While Samsung is Android's biggest OEM, it's no secret that the company has been working feverishly on its own Linux-based mobile operating system Tizen for quite some time. And now, with Tizen-powered smartwatches and phones coming later this year, it looks like the OS is almost ready for prime time.

According to a report from Ars Technica, Tizen looks like a "pretty accurate" Android clone. They got a chance chance to hands-on test Tizen on a prototype device at Mobile World Congress. The similarities include Android-like app drawer, home screen pages, pull-down notification panel, widgets, and more. Even the button configuration i.e., Menu, Home, and Back buttons, is the same as many Android Samsung phones.

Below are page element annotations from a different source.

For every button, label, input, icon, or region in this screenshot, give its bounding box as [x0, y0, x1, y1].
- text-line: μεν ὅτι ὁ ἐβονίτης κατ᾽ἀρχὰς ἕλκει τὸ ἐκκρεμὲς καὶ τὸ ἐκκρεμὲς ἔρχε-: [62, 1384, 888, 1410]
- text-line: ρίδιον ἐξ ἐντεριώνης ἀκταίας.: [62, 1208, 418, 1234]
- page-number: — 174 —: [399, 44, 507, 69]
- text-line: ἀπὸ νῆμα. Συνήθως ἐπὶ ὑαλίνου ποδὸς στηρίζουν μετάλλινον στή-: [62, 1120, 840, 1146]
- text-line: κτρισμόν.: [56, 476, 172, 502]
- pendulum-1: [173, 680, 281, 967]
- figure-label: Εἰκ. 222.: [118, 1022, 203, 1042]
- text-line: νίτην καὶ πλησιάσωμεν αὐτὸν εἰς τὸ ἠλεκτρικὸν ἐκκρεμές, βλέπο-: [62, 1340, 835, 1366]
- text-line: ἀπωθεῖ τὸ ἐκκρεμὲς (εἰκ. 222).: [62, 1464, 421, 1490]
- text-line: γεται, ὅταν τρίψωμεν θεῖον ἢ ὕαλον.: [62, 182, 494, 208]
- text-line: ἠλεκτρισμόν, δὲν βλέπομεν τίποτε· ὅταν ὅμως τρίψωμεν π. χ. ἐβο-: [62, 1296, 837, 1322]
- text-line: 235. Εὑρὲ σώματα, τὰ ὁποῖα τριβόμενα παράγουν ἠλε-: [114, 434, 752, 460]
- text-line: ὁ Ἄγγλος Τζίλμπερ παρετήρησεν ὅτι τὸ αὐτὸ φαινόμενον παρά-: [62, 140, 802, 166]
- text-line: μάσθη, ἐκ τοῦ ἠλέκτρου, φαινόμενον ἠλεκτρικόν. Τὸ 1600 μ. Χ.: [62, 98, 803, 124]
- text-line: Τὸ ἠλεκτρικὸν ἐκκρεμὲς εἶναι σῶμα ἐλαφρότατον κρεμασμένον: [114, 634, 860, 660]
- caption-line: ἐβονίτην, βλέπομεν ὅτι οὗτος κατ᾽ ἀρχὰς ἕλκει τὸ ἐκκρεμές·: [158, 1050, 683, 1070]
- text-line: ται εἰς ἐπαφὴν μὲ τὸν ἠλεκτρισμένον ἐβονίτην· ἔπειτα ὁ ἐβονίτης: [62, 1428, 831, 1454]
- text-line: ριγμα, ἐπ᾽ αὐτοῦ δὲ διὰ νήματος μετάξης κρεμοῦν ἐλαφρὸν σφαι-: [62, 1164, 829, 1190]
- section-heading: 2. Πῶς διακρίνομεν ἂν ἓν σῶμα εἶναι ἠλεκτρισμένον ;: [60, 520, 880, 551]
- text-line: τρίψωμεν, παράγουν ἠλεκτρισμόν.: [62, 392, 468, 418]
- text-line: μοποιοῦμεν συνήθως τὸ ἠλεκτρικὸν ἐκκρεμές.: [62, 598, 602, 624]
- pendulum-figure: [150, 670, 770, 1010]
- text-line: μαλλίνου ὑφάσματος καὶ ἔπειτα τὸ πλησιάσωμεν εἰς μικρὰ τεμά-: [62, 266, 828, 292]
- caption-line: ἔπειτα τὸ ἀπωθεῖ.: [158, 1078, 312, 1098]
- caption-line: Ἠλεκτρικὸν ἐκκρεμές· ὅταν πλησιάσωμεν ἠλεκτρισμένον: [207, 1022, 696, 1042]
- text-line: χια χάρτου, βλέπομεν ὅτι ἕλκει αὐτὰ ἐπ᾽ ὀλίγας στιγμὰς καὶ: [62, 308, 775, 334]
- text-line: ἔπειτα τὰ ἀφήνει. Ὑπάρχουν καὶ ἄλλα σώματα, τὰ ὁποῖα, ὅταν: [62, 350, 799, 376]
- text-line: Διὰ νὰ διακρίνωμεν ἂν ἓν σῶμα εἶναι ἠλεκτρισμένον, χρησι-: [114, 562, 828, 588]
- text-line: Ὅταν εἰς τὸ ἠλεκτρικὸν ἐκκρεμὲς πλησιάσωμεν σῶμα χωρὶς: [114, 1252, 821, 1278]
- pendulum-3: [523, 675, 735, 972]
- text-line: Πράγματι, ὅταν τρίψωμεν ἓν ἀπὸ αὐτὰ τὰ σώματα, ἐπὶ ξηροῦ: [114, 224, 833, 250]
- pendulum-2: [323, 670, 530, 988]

While it mostly looks and works like Android, Tizen does differ from Google's mobile OS in certain aspects. For example, widgets are resizable; shrinking one to a 1x1 square turns it into an icon, and expanding an icon to a 2x2 square turns it into a widget. Recent applications are displayed in a paginated grid instead of a scrolling list, and you have to press a minus sign to get rid of an app, instead of swiping the thumbnail away. Individual notifications are presented as a two-wide grid of squares, and not as a list.

The prototype phone also contained YouTube and Google Search icons, but were only links to the mobile sites.

From a developer standpoint, any prior experience with Android apps won't help much here, as only either native C++ or HTML5 can be used. And that just might be the biggest problem for Tizen. With no app support why would anyone pick it over Android? And if no one is willing to buy it, why would developers build apps for Tizen? It's a classic chicken-and-egg problem and one that Windows Phone is still struggling to overcome.

Nevertheless, Samsung's push for Tizen suggests the company doesn't want to be bound to whichever direction Google takes Android in and have to deal with its extensive rules and restrictions.